### 2020-09-21, 09:15–10:45, Room 2

The eternal question which haunts every aspiring data scientist is - Where should I begin? Is traditional machine learning still relevant in this era to solve business problems? In this tutorial we will address these questions and take a deep dive into applying some of the most widely used traditional machine learning algorithms on real life use cases using scikit-learn, mlxtend and pandas.

*“A baby learns to crawl, walk and then run. We are in the crawling stage when it comes to applying machine learning.”*

With the advent of Deep Learning algorithms a decade back, the field of data science and machine learning has witnessed renewed zeal and enthusiasm. Today, every firm is eager to hire a data scientist who can derive value out of the data, but the key question is - Where should I begin? Various industry leaders are deploying deep learning models, should I do the same?

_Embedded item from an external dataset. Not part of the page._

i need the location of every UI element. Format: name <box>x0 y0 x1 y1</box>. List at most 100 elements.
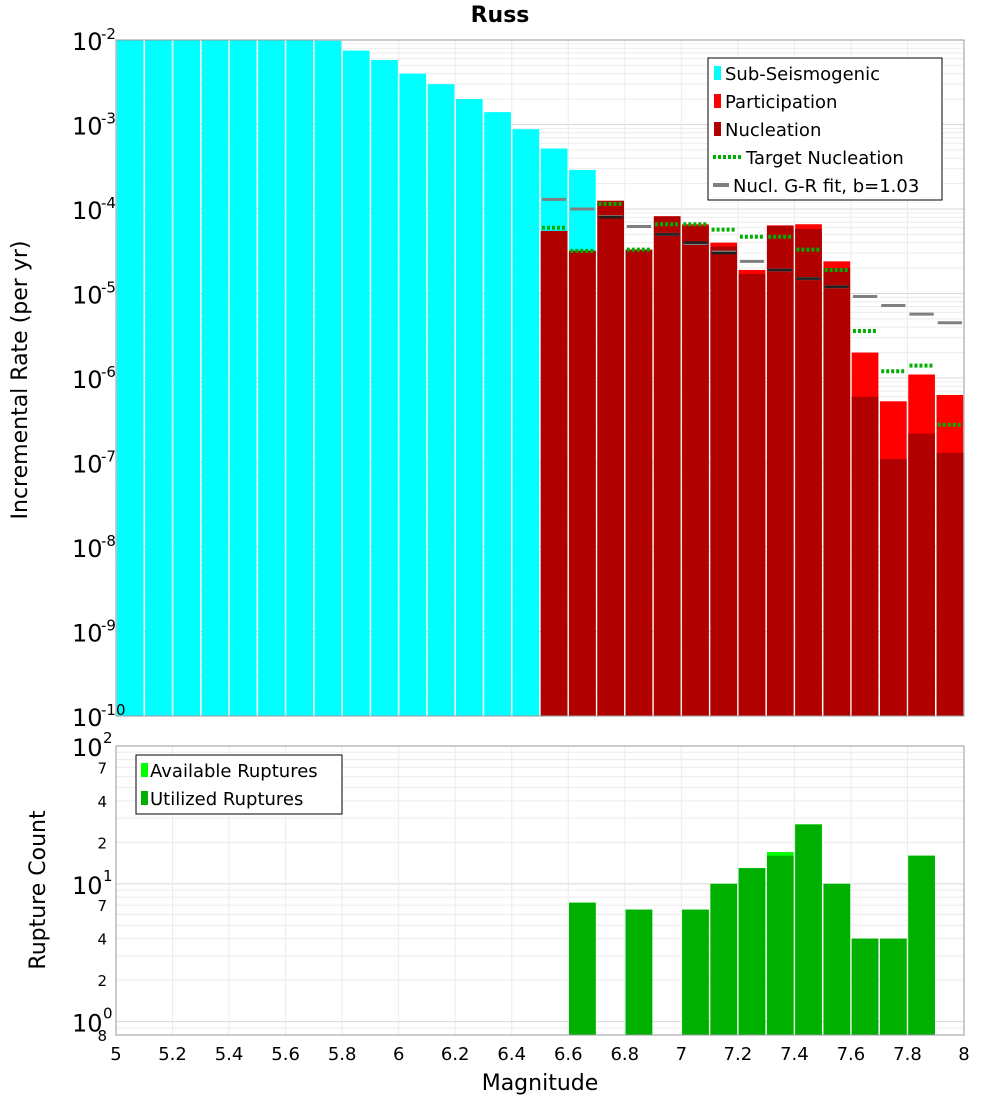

Is traditional machine learning still relevant in this era to solve my business problem?

In this tutorial we will address these question and take **a deep dive into applying some of the most widely used traditional machine learning algorithms on real life use cases**. We will utilize open source libraries - scikit-learn, pandas & mlxtend for this purpose.

The key steps we will employ to tackle each problem are:

1. Understanding the algorithm

2. Importing the data

3. Data wrangling using pandas

4. Machine learning model development using scikit-learn/mlxtend

5. Model performance evaluation

Each exercise will employ a jupyter notebook based learning environment.

The workshop session (90 mins) will be divided as follows:

1. Introduction to Machine Learning - 5 mins

2. Why traditional machine learning is still relevant! - 5 mins

3. Exercise #1: Real Estate Valuation using Regression Algorithm (OLS) - 15 mins

4. Exercise #2: Market Basket Analysis using Association Rule Learning Algorithm (Apriori) - 15 mins

5. Exercise #3: Credit Risk Analysis using Instance-based Algorithm (kNN) - 15 mins

6. Exercise #4: Macroeconomic Analysis of Countries using Clustering Algorithm (k-Means) - 15 mins

7. Exercise #5: Credit Risk Analysis using Decision Tree Algorithm (CART) - 15 mins

8. Closing Remarks and Q&A - 5 mins

**Video introduction for tutorial** - Link

**Tutorial Slides** - Link

**Prerequisites**

- Technical: Basic Python Programming
- Software: Python 3.6+

Please install the following python packages -

`pip install scikit-learn, pandas, mlxtend, matplotlib`